Source: Syndigo, Avaans Media, Agility PR, FGS Global, PRSA.
AI Is Rewriting the Press Release

- More than half of PR professionals now use AI to write press releases and craft pitches.
- Generative AI adoption among PR pros has reached 76%, nearly triple the level when Muck Rack first measured it in 2023.
- 82% of PR pros use AI for brainstorming and 72% for drafting content, the two most common use cases.
- 93% of PR pros say AI speeds up their work and 78% say it improves the quality of their output.
- On the newsroom side, 71% of journalists say they are open to PR teams using AI to generate releases and pitches.
- That openness comes with a caveat: 72% of journalists worry AI-generated content may contain factual inaccuracies, so releases that read as machine-written risk rejection.
- Only 21% of PR pros use AI to find journalists, one of the least-automated parts of the workflow.
Sources: Muck Rack, Cision.
Digital PR and SEO Statistics

Press releases and media coverage are now a real part of SEO strategy. When a brand earns coverage, it often picks up high-quality backlinks, more organic traffic, and stronger domain authority. These numbers show how PR and search performance connect.
- Only 2.2% of published online content earns multiple backlinks through digital PR and earned media campaigns.
- The average backlink earned through digital PR has a Moz Domain Authority of 43, with 32% of those links coming from domains with a DA above 70.
- The top-ranking page on Google typically has 3.8 times more backlinks than pages ranked 2nd through 10th.
- Brands see a 6% to 12% average increase in branded search volume after significant media coverage.
- A high-performing PR placement can drive over 1,000 referral visits to a brand’s website. The median sits between 100 and 500 visits per placement.
- About 64% of brands now actively measure the SEO impact of their PR campaigns using analytics tools.
- 48.6% of businesses consider digital PR their most successful strategy for earning high-quality backlinks.
- Around 85% of SEO professionals believe strong link-building efforts play a major role in improving a brand’s online authority.
- For most businesses 85.1%, the number of quality backlinks is the leading metric used to evaluate digital PR success, while fewer than three in ten 28.4% prioritize leads or conversions.
- More than half (58.4%) of digital PR professionals regularly recover unlinked brand mentions by requesting publishers to add backlinks.
- Digital PR campaigns generate a variety of backlink types, with follow links making up 48% of all links earned, syndicated links accounting for 33%, and nofollow links representing the remaining 19%.
- AI visibility has become an emerging performance metric, with 78.4% of businesses now monitoring how digital PR influences their presence in AI-powered search and answer engines.

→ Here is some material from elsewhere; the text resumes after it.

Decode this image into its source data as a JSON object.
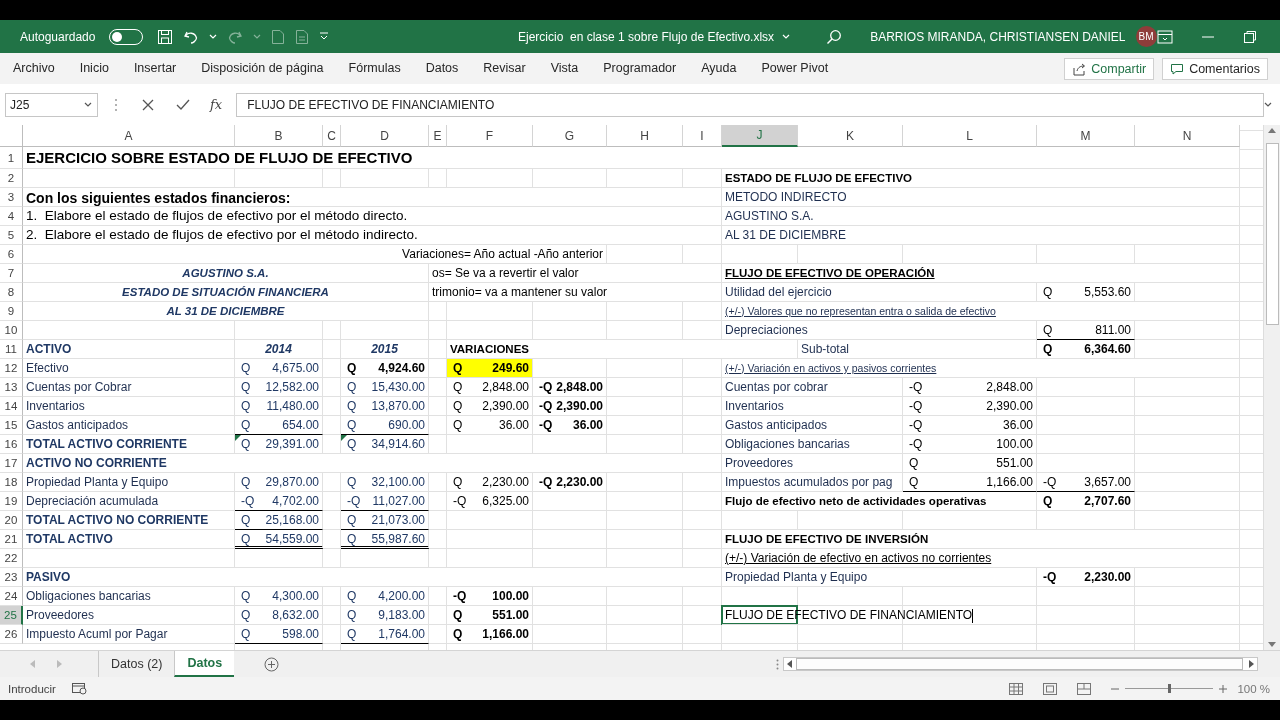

Source: Digitaloft, Spiralytics, Ahrefs, Digital Third Coast, 829 Studios.
Digital PR ROI and Performance Statistics
- 67% of PR professionals say producing measurable results is the most important way to prove PR’s value, well ahead of creative work or executive visibility.
- Confidence in the numbers remains fragile: only 7% of PR pros describe themselves as extremely confident in the metrics they report to leadership.
- 78% of PR pros say tracking AI-generated mentions matters to their work, and 61% are already doing it or planning to.
- Two-thirds of PR pros (67%) expect visibility inside large language models to become a standard measurement metric.
- Low journalist response rates, cited by 72%, and shrinking media lists, cited by 62%, are the top obstacles to earning coverage from a release.
- Six in ten business leaders expect measurable results from digital PR campaigns within the first six months.